Create space around a center frame by sliding the frames towards the outside. Then, when you pull up the frame to inspect it, you will not harm many bees. Pull out the frame and inspect both sides while you hold the frame above the hive, in the event the queen falls off. It is better for her to fall into the hive than onto the grass or into the dirt.
When you have briefly looked at the frame, place it back into the hive in the exact same location and same orientation in which you found it. Proceed to the next frame. If you need to mark the frames with a felt pen, indicating which ends face the entrance of the hive, do so, so you do not spin the frames. Bees are oriented to the sun and you do not want to reorganize the frames or change their organization. The bees know what they are doing when they set up the inside of the hive, including the nursery (the brood), the honey and nectar. It is not a good idea for you to be reorganizing the frames. So put them back in the exact same order and exact same direction each time you inspect your hive.

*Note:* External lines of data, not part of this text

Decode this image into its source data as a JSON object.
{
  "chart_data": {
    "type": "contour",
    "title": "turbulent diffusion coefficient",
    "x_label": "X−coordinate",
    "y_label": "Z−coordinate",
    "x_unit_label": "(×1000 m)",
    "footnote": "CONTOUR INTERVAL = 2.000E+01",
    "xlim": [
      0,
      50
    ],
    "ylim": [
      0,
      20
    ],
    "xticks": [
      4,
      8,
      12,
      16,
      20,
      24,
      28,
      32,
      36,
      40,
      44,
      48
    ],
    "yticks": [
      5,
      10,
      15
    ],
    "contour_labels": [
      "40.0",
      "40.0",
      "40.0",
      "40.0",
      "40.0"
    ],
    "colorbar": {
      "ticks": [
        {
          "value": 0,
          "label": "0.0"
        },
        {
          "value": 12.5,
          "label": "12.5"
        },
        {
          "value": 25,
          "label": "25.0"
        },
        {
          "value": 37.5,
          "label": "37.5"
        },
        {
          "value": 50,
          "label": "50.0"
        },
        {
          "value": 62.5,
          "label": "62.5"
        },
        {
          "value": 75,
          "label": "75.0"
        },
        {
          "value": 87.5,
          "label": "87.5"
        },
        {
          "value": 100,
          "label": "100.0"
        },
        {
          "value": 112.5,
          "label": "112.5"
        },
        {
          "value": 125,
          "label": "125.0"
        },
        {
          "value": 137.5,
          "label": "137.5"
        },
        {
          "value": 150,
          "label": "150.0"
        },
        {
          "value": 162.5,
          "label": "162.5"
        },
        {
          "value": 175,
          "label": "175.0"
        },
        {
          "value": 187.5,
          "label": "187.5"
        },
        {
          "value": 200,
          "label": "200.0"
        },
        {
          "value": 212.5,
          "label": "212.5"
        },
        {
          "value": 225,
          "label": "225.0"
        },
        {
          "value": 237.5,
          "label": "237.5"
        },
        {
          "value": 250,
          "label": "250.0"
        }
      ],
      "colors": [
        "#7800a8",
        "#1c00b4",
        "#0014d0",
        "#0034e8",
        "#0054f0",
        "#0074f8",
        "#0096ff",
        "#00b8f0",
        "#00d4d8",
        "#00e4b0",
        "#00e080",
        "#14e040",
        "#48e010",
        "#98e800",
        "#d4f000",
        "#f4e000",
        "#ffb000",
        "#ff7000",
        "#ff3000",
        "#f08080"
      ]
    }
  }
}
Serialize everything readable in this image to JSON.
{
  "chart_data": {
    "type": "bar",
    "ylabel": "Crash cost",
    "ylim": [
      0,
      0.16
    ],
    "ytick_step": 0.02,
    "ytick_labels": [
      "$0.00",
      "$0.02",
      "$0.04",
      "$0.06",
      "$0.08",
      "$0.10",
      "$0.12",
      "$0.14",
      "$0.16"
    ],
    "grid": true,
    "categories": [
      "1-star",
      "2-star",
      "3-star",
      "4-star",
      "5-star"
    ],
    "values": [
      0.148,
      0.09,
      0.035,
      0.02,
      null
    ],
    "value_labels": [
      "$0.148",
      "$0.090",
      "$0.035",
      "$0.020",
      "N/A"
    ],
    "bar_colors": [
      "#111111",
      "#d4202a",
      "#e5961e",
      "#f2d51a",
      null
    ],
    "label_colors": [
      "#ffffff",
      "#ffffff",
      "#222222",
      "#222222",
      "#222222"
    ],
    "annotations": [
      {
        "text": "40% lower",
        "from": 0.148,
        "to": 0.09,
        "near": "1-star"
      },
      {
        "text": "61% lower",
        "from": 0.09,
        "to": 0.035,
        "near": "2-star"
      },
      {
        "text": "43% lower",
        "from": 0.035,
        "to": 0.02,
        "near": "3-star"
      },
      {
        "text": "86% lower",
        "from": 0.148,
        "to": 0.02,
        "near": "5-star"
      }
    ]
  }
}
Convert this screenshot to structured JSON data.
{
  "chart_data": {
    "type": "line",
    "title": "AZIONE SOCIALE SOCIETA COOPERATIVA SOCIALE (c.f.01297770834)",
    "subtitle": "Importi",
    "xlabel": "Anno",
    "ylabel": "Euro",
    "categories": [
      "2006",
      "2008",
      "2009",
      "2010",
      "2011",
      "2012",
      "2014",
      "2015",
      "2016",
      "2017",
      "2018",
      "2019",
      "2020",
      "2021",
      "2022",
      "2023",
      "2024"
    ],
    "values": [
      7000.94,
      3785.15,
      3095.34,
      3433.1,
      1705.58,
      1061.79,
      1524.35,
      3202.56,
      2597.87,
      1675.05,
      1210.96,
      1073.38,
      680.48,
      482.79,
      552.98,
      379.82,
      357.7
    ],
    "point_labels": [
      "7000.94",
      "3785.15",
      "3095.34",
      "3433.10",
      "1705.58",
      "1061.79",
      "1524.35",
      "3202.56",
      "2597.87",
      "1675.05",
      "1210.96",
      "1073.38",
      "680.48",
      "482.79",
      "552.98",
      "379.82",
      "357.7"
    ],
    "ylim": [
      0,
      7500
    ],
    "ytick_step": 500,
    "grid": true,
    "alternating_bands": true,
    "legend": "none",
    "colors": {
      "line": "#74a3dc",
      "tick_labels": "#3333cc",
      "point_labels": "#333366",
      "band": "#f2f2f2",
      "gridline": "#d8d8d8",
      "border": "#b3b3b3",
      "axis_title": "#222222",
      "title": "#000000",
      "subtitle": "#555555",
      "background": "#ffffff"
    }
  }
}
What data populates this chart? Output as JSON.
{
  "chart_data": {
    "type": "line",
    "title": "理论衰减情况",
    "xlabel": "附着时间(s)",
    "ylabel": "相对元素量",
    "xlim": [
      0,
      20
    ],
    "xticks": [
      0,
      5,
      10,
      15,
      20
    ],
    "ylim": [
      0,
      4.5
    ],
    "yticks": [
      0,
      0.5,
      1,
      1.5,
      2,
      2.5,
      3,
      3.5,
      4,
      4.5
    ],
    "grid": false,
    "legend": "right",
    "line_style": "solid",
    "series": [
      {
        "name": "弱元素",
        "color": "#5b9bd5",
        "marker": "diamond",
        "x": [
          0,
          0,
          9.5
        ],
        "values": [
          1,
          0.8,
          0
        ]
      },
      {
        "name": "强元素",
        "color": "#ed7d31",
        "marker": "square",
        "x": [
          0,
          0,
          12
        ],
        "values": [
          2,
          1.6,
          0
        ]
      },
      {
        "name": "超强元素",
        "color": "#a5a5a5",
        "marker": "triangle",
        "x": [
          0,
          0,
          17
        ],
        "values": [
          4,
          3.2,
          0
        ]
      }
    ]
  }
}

Look at each of the frames. You will most likely see eggs and larvae. This means you have an active, laying queen. It is not necessary to spot the queen. In fact, most times, you do not actually see the queen. You have confirmed you have a vital queen that is in the hive, laying. Now close up the hive and let the bees go back to work. It is a good idea not to have the hive open at this stage for more than l0 minutes or so, as you can chill the brood.
After you close up the hive, it is a good idea to make notes, indicating the date and what you saw inside the hive, anything you will do differently to prepare yourself and your “bee box or kit” for the next time you conduct an inspection.
I like to keep all my tools and smokers inside a metal can with a lid. Even if your smoker is still hot, you can plug the end, extinguishing the burning smoker fuel, and place it safely inside the metal can, without fear of catching something on fire. If you are in a dry, grassy area, be prepared to put out any fire and be very careful with your smoker to avoid such a situation. Your smoker remains very hot for a very long time.
Congratulations, you have completed your first successful inspection!